The number of cases of rubella has been slashed, but the impact
on a child’s life can be disabling and severe. A full length
feature on one family’s experience.

Source:- The Herald Monday 22 April page 10

Tax to fund Scots health
‘revolution’

Many millions of pounds of Scotland’s ‘massive’ Budget
windfall will be diverted from frontline NHS services to fund a
wider ‘health revolution’.

In a high risk strategy, the Scottish executive will divert some
of the £3.2 billion over five years of extra funds from this
month’s budget to ‘illness prevention’ rather
than hospital services as will be the case in England and
Wales.

Jack McConnell, first minister, and Malcolm Chisholm, minister
for health and community care, are said to be particularly
concerned that Scotland has the shortest life expectancy rates in
Europe, and are convinced that direct investment into primary
health services does little to improve the nation’s health.
Instead, many millions will be siphoned off and spent on
encouraging people to live healthier lifestyles as well as tackling
poverty and housing.

There will also be an increase in the number of GP-led one stop
clinics of which there are 300 already in Scotland. The radical
move creates an even wider differential between health care in
Scotland compared to the rest of the UK.

Source:- Scotland on Sunday 21 April page 1

Welsh newspapers

Welsh police accused of brutality

A new independent report released yesterday accuses police in
Wales of assaulting suspects, failing to allow them access to
lawyers, and keeping them in dirty police cells.
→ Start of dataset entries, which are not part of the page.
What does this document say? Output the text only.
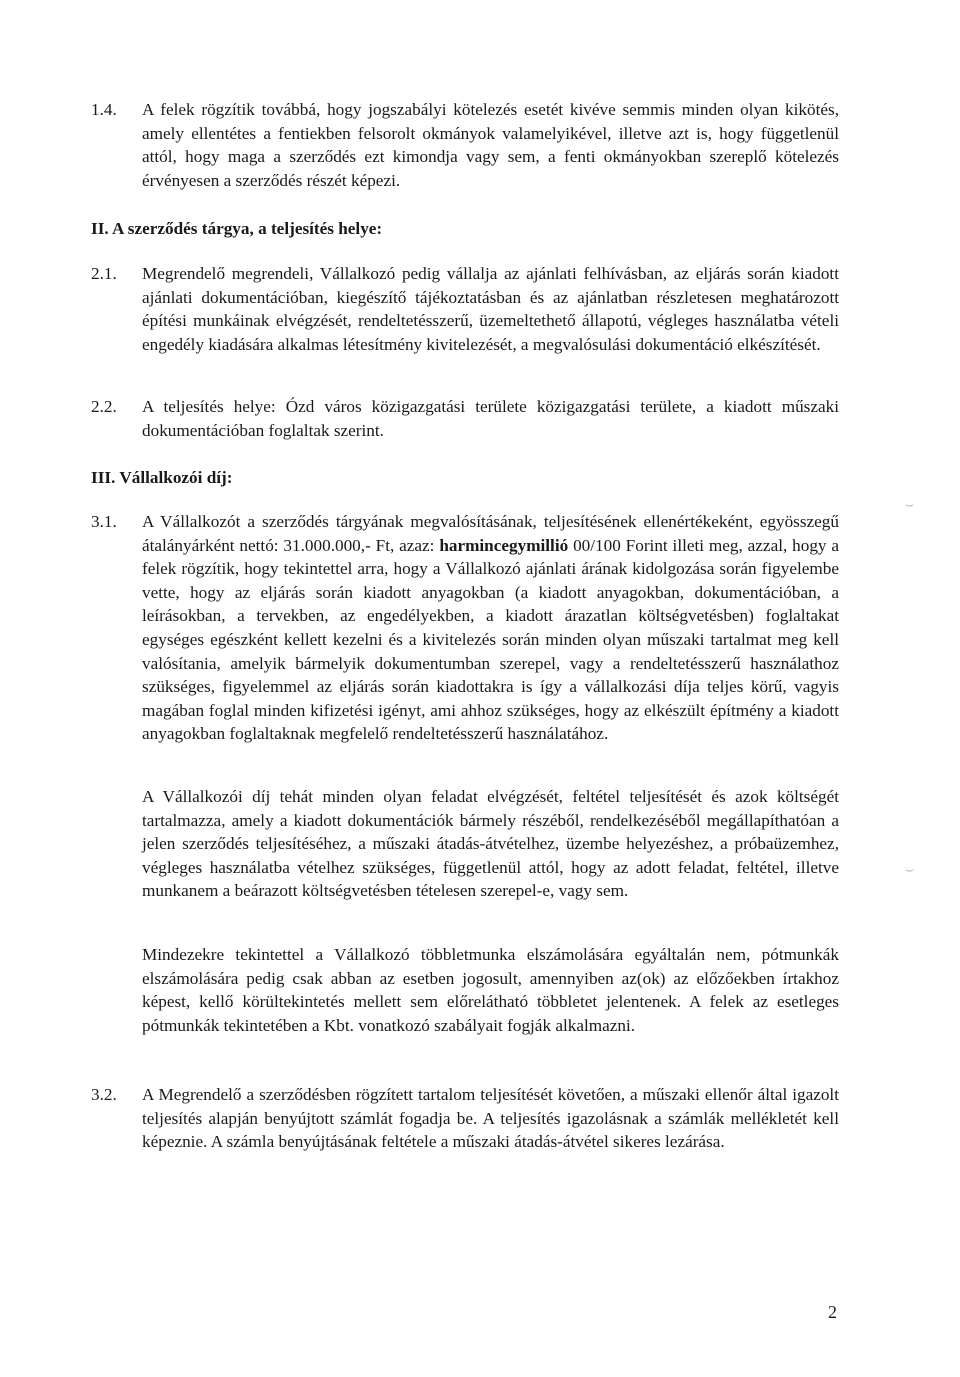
1.4. A felek rögzítik továbbá, hogy jogszabályi kötelezés esetét kivéve semmis minden olyan kikötés, amely ellentétes a fentiekben felsorolt okmányok valamelyikével, illetve azt is, hogy függetlenül attól, hogy maga a szerződés ezt kimondja vagy sem, a fenti okmányokban szereplő kötelezés érvényesen a szerződés részét képezi.

II. A szerződés tárgya, a teljesítés helye:
2.1. Megrendelő megrendeli, Vállalkozó pedig vállalja az ajánlati felhívásban, az eljárás során kiadott ajánlati dokumentációban, kiegészítő tájékoztatásban és az ajánlatban részletesen meghatározott építési munkáinak elvégzését, rendeltetésszerű, üzemeltethető állapotú, végleges használatba vételi engedély kiadására alkalmas létesítmény kivitelezését, a megvalósulási dokumentáció elkészítését.

2.2. A teljesítés helye: Ózd város közigazgatási területe közigazgatási területe, a kiadott műszaki dokumentációban foglaltak szerint.

III. Vállalkozói díj:
3.1. A Vállalkozót a szerződés tárgyának megvalósításának, teljesítésének ellenértékeként, egyösszegű átalányárként nettó: 31.000.000,- Ft, azaz: harmincegymillió 00/100 Forint illeti meg, azzal, hogy a felek rögzítik, hogy tekintettel arra, hogy a Vállalkozó ajánlati árának kidolgozása során figyelembe vette, hogy az eljárás során kiadott anyagokban (a kiadott anyagokban, dokumentációban, a leírásokban, a tervekben, az engedélyekben, a kiadott árazatlan költségvetésben) foglaltakat egységes egészként kellett kezelni és a kivitelezés során minden olyan műszaki tartalmat meg kell valósítania, amelyik bármelyik dokumentumban szerepel, vagy a rendeltetésszerű használathoz szükséges, figyelemmel az eljárás során kiadottakra is így a vállalkozási díja teljes körű, vagyis magában foglal minden kifizetési igényt, ami ahhoz szükséges, hogy az elkészült építmény a kiadott anyagokban foglaltaknak megfelelő rendeltetésszerű használatához.

A Vállalkozói díj tehát minden olyan feladat elvégzését, feltétel teljesítését és azok költségét tartalmazza, amely a kiadott dokumentációk bármely részéből, rendelkezéséből megállapíthatóan a jelen szerződés teljesítéséhez, a műszaki átadás-átvételhez, üzembe helyezéshez, a próbaüzemhez, végleges használatba vételhez szükséges, függetlenül attól, hogy az adott feladat, feltétel, illetve munkanem a beárazott költségvetésben tételesen szerepel-e, vagy sem.

Mindezekre tekintettel a Vállalkozó többletmunka elszámolására egyáltalán nem, pótmunkák elszámolására pedig csak abban az esetben jogosult, amennyiben az(ok) az előzőekben írtakhoz képest, kellő körültekintetés mellett sem előrelátható többletet jelentenek. A felek az esetleges pótmunkák tekintetében a Kbt. vonatkozó szabályait fogják alkalmazni.

3.2. A Megrendelő a szerződésben rögzített tartalom teljesítését követően, a műszaki ellenőr által igazolt teljesítés alapján benyújtott számlát fogadja be. A teljesítés igazolásnak a számlák mellékletét kell képeznie. A számla benyújtásának feltétele a műszaki átadás-átvétel sikeres lezárása.

2
⌣
⌣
The report from the European Committee for the Prevention of
Torture and Inhuman or Degrading Treatment or Punishment (CPT),
lists a catalogue of failings on the part of the police, and
concludes that there is a ‘noticeable gulf in standards’ between
England and Wales.

In response to the report the government admits that police
detention facilities in Wales are ‘not up to the desired standard
in all cases’.

Source:- Western Mail Monday 22 April page 1

Owen ‘victim’ speaks out

The first of the alleged victims of John Owen is due to give
evidence today at the Clywch inquiry.

The inquiry which is investigating claims of child abuse at a
school in south Wales where Owen once taught as a teacher, is
chaired by children’s commissioner for Wales, Peter Clarke.

The alleged victim approached the police last year with three
friends who all say that they were abused. Owen was due to face
trial accused of sexually abusing four boys in his care, but killed
himself just before the trial was due to begin.